作り手としてはある程度、悪しき自意識から解放されたのちも、他者への説明、提示という部分でのこじらせはなかなか無くならず、解消するにはさらに追加で時間がかかった。めんどうであったから、そして少し恥ずかしかったから、という理由で、音楽とは関わりがない人に、音楽の話を進んですることを避け続けていた。一方で、大学の仲のいい友人や、会社の人間の一部は、自分にちゃんと真っ当な興味を持ち、作った音楽を聴いてくれていた。そういった人たちに対して、自分は失礼であった。しょうもない自意識の残渣で、すべき説明を放棄していた。他人に抱かれた興味に対しての誠意が不足していたことに気がついたのは、コミュニティを抜けた後であった。
個人の創作活動なんていうものは、万人に対して等しく価値を持つものではない。一方で、個々人に興味を持っている場合は話が変わってくる。個人にとって、その個人が興味があるやつのクリエイティブは意味を持つ。はたまた、クリエイティブを契機に、その人への興味が喚起されるかもしれない。とにかく、創作の価値というのは絶対的なものではなく、極めて属人的なものであるという考えが強まった。あいつに興味があるから、あいつのクリエイティブに触れてみよう。時には逆にみる。これを作っているのはどんなやつなんだろう。自他に対する興味が創作の価値の源泉であると認識し、コスパの外に創作の意義を求めた結果、パーソナリティの提示という結論に行き着いた。
創作を通したパーソナリティの提示は、さながら名刺のようである。手渡すが、もらった側はコンテンツにアクセスする義務はなく、そのままゴミ箱に放り込んでもよい。往々にして交換されるが、それは必須ではない。興味が沸いた時にようやく、その書いてある情報にアクセスすれば良い。多弁であるが、リアルでの密なコミュニケーションをめんどくさがる自分との相性も良かった。
気付けば様々な縁に導かれ、音楽と、それにまつわることだけで生計を立てている(やめた経緯はこの辺をご参照ください)。もうかつてのように、評価を半分捨てずに済むのだから、クリエイターとして、クオリティの競争に身を投じよう、と考えてもいいはずであったが、そのようにはもうなれなかった。自分のキモい自意識に端を発し、兼業によって醸造された価値観によって、クリエイト・フォー・クオリティ(Create-for-Quality / C4Q)の魂は、もうシャバシャバに薄められてしまった。おれはどんなやつで、あいつはどんなやつなのか。個人性を取り出して見せよう。解釈にかかる手間は厭わない。興味の対象はもう明確であった。道は定まったのである。

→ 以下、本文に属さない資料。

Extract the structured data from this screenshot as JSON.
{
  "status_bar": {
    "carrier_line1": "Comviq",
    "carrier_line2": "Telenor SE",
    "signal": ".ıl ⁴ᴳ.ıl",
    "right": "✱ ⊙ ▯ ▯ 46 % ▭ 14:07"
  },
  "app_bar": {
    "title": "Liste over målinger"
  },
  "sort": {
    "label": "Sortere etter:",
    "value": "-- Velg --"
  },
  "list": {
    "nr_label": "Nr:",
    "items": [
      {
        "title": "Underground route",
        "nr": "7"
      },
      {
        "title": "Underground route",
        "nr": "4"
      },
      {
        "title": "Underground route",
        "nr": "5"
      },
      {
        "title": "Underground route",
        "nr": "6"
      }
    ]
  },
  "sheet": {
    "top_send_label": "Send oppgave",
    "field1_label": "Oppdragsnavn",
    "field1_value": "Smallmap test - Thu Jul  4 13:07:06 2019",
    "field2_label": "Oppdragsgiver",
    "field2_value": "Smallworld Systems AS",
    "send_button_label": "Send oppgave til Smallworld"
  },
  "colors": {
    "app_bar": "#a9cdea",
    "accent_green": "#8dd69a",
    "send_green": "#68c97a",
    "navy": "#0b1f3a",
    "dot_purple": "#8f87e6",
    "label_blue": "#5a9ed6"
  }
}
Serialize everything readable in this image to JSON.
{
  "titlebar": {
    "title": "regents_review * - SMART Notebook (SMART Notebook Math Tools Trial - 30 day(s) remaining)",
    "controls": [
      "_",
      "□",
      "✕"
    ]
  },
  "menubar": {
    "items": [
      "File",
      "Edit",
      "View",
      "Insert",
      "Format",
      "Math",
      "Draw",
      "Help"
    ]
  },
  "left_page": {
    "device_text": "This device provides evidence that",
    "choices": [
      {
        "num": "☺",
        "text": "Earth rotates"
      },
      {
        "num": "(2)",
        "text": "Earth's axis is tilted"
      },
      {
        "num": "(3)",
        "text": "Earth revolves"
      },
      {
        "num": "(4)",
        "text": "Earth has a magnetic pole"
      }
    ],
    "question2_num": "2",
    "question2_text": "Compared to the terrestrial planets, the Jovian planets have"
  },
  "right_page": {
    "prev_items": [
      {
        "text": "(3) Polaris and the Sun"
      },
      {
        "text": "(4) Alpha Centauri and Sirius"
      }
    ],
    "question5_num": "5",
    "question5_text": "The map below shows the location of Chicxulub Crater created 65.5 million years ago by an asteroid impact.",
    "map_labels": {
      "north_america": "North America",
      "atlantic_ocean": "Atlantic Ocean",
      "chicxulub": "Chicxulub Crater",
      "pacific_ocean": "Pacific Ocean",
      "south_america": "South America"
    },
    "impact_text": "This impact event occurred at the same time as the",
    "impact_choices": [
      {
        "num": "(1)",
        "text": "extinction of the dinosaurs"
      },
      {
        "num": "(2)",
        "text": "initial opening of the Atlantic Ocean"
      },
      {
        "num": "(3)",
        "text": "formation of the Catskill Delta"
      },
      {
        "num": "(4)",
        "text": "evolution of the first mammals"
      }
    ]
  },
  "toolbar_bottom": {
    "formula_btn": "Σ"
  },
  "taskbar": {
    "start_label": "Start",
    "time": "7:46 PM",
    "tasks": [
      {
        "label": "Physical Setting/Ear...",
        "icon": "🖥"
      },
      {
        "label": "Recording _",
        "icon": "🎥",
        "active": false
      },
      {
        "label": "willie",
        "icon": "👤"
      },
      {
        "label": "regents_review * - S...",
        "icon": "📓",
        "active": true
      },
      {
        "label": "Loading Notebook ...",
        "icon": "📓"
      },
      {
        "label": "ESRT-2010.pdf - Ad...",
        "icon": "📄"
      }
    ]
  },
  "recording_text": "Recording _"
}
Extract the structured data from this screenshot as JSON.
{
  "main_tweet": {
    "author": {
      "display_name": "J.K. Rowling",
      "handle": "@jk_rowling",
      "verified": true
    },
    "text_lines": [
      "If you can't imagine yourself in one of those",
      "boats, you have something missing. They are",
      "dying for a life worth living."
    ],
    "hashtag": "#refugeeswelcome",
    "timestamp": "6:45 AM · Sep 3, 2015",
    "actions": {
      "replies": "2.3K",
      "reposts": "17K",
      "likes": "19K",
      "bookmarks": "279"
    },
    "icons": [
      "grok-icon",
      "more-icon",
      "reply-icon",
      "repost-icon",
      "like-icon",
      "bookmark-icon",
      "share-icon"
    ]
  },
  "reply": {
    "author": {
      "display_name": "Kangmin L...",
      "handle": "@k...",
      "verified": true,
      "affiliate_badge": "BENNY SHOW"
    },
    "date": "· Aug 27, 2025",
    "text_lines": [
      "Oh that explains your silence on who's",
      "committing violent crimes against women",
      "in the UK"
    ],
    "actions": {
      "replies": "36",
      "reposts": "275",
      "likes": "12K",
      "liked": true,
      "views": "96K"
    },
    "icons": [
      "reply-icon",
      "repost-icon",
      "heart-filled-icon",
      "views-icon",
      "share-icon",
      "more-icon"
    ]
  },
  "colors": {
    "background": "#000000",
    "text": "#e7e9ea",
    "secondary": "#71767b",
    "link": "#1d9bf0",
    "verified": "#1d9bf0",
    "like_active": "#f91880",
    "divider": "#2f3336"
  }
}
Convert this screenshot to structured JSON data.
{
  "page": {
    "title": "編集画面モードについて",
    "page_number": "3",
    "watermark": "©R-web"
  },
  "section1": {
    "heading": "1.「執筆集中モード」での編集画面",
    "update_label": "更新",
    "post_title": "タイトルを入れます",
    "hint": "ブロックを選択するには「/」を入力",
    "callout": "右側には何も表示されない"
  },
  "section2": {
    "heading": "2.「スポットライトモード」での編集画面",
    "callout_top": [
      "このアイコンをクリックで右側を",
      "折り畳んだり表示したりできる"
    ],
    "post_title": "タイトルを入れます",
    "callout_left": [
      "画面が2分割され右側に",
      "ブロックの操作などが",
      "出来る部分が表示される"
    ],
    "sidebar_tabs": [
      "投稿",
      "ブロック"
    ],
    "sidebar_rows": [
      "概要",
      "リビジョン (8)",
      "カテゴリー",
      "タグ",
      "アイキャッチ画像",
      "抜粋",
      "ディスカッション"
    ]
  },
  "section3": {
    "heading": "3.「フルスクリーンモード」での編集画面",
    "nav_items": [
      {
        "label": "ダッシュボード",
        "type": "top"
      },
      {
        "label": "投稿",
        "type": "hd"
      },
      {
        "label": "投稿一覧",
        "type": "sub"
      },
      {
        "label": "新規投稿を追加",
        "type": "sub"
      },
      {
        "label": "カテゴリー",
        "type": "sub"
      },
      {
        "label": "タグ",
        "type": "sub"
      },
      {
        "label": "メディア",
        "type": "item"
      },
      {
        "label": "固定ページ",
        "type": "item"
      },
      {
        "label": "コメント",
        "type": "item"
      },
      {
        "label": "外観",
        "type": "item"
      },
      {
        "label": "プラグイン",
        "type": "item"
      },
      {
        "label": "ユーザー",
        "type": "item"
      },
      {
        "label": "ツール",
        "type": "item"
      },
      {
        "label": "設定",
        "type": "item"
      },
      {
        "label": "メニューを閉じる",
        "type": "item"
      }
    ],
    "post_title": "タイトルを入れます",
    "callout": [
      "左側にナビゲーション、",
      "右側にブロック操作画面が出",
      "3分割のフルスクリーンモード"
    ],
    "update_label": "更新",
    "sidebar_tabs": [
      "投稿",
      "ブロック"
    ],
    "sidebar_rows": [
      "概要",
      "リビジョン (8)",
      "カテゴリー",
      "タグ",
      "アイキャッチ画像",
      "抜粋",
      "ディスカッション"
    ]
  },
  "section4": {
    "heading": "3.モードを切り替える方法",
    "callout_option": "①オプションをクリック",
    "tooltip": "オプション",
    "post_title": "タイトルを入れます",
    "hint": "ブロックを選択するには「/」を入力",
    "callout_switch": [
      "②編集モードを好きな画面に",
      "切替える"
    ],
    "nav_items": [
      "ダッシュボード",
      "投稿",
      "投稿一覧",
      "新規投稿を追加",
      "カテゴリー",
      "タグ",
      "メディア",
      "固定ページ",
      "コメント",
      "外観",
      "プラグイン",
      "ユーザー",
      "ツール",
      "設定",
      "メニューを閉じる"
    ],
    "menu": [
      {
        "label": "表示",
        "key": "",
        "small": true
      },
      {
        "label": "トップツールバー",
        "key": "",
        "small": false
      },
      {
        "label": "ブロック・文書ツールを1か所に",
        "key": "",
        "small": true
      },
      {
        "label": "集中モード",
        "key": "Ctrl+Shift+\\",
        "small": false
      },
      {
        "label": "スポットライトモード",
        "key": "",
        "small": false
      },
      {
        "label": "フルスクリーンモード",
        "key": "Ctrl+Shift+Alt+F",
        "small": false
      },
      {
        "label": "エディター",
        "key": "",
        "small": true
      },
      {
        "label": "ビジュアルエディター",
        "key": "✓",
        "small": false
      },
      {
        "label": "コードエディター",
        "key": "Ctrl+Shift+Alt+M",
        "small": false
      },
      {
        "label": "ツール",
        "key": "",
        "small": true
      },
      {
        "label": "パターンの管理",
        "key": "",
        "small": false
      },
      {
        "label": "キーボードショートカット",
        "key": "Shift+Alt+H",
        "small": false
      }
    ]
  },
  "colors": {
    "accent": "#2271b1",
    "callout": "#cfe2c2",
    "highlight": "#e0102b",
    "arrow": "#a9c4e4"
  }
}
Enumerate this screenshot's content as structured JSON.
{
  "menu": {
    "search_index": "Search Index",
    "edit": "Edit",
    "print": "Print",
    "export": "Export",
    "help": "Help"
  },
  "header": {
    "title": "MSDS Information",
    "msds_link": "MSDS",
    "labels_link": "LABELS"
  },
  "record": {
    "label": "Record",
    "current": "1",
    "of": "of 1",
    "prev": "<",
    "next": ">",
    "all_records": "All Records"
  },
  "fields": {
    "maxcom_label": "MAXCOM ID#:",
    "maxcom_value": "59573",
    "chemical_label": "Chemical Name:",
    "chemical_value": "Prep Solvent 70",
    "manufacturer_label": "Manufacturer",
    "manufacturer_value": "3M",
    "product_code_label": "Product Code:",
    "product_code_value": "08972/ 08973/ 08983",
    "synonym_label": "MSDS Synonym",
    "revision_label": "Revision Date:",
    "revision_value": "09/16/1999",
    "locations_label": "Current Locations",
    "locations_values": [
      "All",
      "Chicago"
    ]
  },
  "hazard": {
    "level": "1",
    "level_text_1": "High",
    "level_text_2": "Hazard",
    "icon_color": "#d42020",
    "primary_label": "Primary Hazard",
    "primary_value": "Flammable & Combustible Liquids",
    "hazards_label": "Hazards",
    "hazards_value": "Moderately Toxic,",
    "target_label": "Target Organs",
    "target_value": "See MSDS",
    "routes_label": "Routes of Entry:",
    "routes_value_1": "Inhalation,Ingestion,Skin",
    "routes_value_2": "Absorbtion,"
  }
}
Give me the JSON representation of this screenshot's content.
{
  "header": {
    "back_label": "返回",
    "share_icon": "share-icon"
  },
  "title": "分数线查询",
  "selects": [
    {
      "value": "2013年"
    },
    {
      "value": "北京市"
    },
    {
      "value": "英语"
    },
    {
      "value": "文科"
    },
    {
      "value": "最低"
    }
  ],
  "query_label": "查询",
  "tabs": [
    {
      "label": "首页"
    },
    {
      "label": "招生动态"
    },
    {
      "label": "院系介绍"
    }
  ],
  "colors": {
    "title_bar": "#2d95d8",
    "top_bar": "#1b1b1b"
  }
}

おれがこの文章を書き、音楽を作っているのは、自分がどんな人間かを、自分と自分以外の人に知ってもらうためにやっている。おれが音楽をdigるのは、クオリティの高い、優れたものを見つけるためではない。今がどんな時代で、あなたたちがどんな人かを知るためにやっている。これまでの人生を通じて獲得した価値観であるからこそ、これからの人生を投じる覚悟がある。